Altogether I created over 10 iterations of my design, each incopertaing nine different geometries, far too many for this project. This resulted in a an overcrowded and complicated terrain. I wanted to achieve a unique and sophisticated style, unfortunately I was approaching this from the wrong perspective. Initially I assumed that the terrain was larger and I would have more time in the terrain to transition between different shapes, but this was not the case. Instead, I needed to create variations of relatively simple geometries which work together in the overall terrain to achieve a visually aesthetic and compelling design.

Setting up my workspace in an logical way allowed me to organise all stages of the modelling process. The large desk space enabled me to do this effectively. My workspace remained similar in the cutting, folding and glueing stage for each geometry. I had seperate areas for waste paper, the flat 2D nets, my cutting mat, the Stanley knife and ruler. The constructed nets were then moved to a separate area to dry. It took me approximately 40 - 50 minutes per strip during this stage, however this does not include glueing each shape together to make a single geometry.
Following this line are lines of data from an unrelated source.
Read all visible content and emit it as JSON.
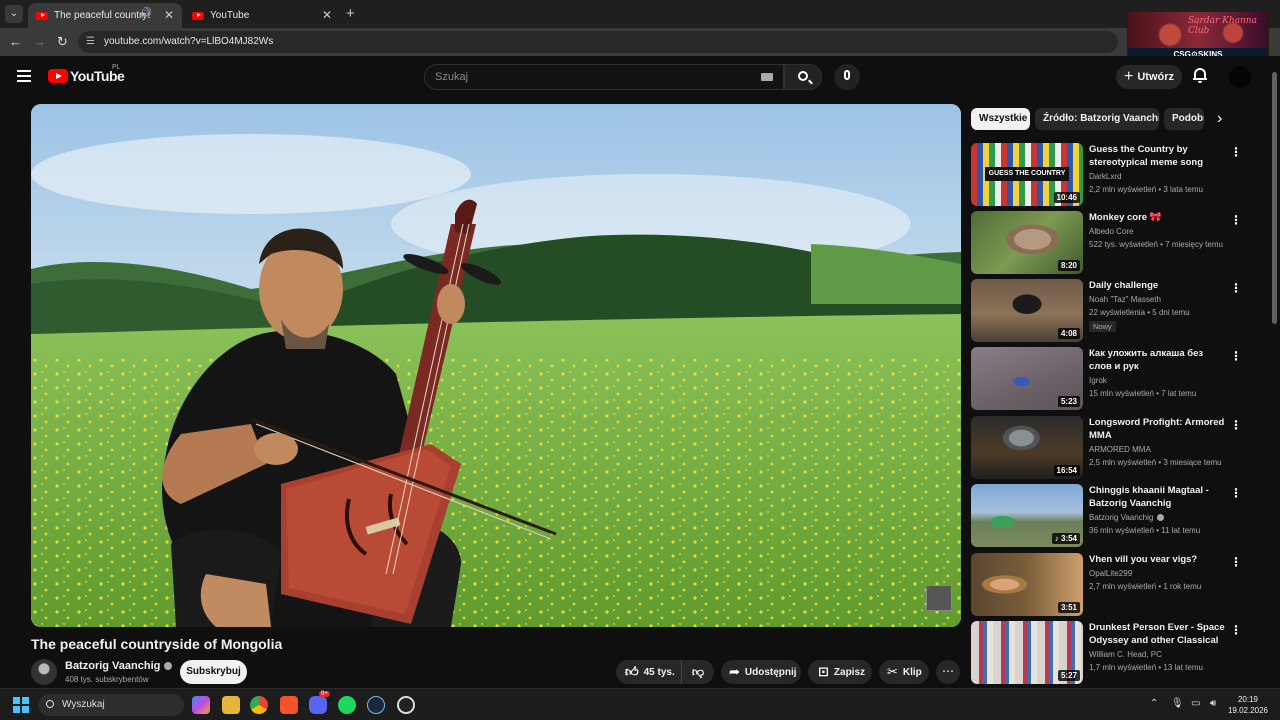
{
  "browser": {
    "tabs": [
      {
        "title": "The peaceful countryside of Mongolia - YouTube",
        "active": true,
        "audio": true
      },
      {
        "title": "YouTube",
        "active": false,
        "audio": false
      }
    ],
    "url": "youtube.com/watch?v=LlBO4MJ82Ws"
  },
  "ad": {
    "script_text": "Sardar Khanna Club",
    "brand": "CSG⚙SKINS"
  },
  "youtube": {
    "logo": "YouTube",
    "region": "PL",
    "search_placeholder": "Szukaj",
    "create_label": "Utwórz"
  },
  "video": {
    "title": "The peaceful countryside of Mongolia",
    "channel": "Batzorig Vaanchig",
    "subscribers": "408 tys. subskrybentów",
    "subscribe_label": "Subskrybuj",
    "likes": "45 tys.",
    "share_label": "Udostępnij",
    "save_label": "Zapisz",
    "clip_label": "Klip"
  },
  "chips": [
    "Wszystkie",
    "Źródło: Batzorig Vaanchig",
    "Podobne"
  ],
  "recommendations": [
    {
      "title": "Guess the Country by stereotypical meme song",
      "channel": "DarkLxrd",
      "meta": "2,2 mln wyświetleń • 3 lata temu",
      "duration": "10:46",
      "thumb_text": "GUESS THE COUNTRY",
      "verified": false,
      "badge": ""
    },
    {
      "title": "Monkey core 🎀",
      "channel": "Albedo Core",
      "meta": "522 tys. wyświetleń • 7 miesięcy temu",
      "duration": "8:20",
      "verified": false,
      "badge": ""
    },
    {
      "title": "Daily challenge",
      "channel": "Noah \"Taz\" Masseth",
      "meta": "22 wyświetlenia • 5 dni temu",
      "duration": "4:08",
      "verified": false,
      "badge": "Nowy"
    },
    {
      "title": "Как уложить алкаша без слов и рук",
      "channel": "Igrok",
      "meta": "15 mln wyświetleń • 7 lat temu",
      "duration": "5:23",
      "verified": false,
      "badge": ""
    },
    {
      "title": "Longsword Profight: Armored MMA",
      "channel": "ARMORED MMA",
      "meta": "2,5 mln wyświetleń • 3 miesiące temu",
      "duration": "16:54",
      "verified": false,
      "badge": ""
    },
    {
      "title": "Chinggis khaanii Magtaal - Batzorig Vaanchig",
      "channel": "Batzorig Vaanchig",
      "meta": "36 mln wyświetleń • 11 lat temu",
      "duration": "♪ 3:54",
      "verified": true,
      "badge": ""
    },
    {
      "title": "Vhen vill you vear vigs?",
      "channel": "OpalLite299",
      "meta": "2,7 mln wyświetleń • 1 rok temu",
      "duration": "3:51",
      "verified": false,
      "badge": ""
    },
    {
      "title": "Drunkest Person Ever - Space Odyssey and other Classical ...",
      "channel": "William C. Head, PC",
      "meta": "1,7 mln wyświetleń • 13 lat temu",
      "duration": "5:27",
      "verified": false,
      "badge": ""
    }
  ],
  "taskbar": {
    "search_label": "Wyszukaj",
    "badge": "9+",
    "time": "20:19",
    "date": "19.02.2026"
  }
}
The stage of creating single geometries was left until the end, prior to gluing together the entire terrain.

I started by labelling each geometry with its corresponding coordinate from the guide, I had designed earlier. Although there are 100 squares in the entire landscape, in my design each square had two or more geometries, therefore there were more than one of each coordinate (two A1 coordinates for example). I largely relied on the Rhino file to help determine where each geometry had to be placed. Despite being a time consuming process, it definitely pays off when physically constructing the model. Using scissors, I roughly cut around each individual shape and organised them according to their strip letter. In view of the strict time constraints for this assignment, I was unable to put two or more shapes together in one net, as this process required trial and error for multiple different shape combinations. Therefore, each shape is individual, and two or even three shapes join to create one geometry.